Fitzpatrick was born to Melissa and Minkah Fitzpatrick Sr. in Old Bridge, New Jersey. Growing up, Fitzpatrick faced financial struggles, particularly in 2011 when Hurricane Irene severely damaged his family's home. His father, who had been laid off from his job as a truck mechanic, took on multiple jobs to support the family, while Minkah helped rebuild their home. These early hardships instilled in him a strong sense of discipline, faith, and perseverance. Fitzpatrick, who was raised in a Christian household, has often spoken about the importance of his faith, citing Bible verses such as Micah 7:8, which he has said helped guide him through difficult times. He has remained deeply committed to his family and faith during his career, often crediting them as the foundation of his success both on and off the field.

Fitzpatrick has four siblings: Justice, Promise, Destiny, and Devine. His younger brother, Justice Fitzpatrick, is a high school football player and a top recruit for the class of 2026. In December 2025, Justice signed to play college football at The University of Georgia.

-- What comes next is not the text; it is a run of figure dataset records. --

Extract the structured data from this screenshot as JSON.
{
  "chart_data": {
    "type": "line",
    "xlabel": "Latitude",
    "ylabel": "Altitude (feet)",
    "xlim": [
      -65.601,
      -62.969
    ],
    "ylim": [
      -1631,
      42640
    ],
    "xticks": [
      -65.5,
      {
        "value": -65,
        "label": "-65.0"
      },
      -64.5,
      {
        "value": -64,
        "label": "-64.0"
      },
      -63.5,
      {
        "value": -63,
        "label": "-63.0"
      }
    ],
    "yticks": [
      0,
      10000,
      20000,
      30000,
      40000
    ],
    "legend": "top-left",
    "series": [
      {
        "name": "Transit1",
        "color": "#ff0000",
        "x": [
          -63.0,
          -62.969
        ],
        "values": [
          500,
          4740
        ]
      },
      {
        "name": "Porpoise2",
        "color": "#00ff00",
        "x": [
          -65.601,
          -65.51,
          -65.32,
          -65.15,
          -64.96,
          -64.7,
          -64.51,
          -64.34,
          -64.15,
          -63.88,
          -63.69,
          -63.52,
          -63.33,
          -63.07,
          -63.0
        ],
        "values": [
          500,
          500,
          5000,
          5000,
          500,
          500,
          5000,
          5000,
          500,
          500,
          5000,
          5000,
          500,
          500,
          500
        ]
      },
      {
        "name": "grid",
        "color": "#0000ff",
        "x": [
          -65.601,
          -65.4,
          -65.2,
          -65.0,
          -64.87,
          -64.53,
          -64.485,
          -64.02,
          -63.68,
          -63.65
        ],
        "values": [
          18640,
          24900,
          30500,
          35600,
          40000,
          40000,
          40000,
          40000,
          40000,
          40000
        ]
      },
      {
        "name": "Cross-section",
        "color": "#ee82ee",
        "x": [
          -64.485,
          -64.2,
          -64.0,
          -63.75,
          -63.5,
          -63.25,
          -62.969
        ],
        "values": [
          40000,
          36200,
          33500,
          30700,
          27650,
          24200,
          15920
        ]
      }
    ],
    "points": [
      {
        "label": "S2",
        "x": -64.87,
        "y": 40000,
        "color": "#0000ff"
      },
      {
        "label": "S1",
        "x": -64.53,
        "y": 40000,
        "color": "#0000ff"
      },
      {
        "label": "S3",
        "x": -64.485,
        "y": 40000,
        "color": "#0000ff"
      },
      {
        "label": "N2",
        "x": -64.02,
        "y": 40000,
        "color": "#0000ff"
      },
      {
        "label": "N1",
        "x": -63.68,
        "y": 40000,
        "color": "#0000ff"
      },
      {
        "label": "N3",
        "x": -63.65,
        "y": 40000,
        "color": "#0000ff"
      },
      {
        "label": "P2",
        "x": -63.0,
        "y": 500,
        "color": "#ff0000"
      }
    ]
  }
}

Fitzpatrick has been in a long-term relationship with Maya Stokes, a fashion model represented by Docherty Talent Agency in Pittsburgh. The couple maintains a private life, with Maya keeping a minimal online presence. On October 7, 2024, Fitzpatrick and Stokes welcomed their first child, a son named Uzai Fitzpatrick, at the Allegheny Health Network's labor and delivery unit at Wexford Hospital. The delivery was overseen by Dr. Ronald Cypher, the Pittsburgh Steelers’ preferred gynecologist. Uzai was born weighing 6 pounds, 8 ounces.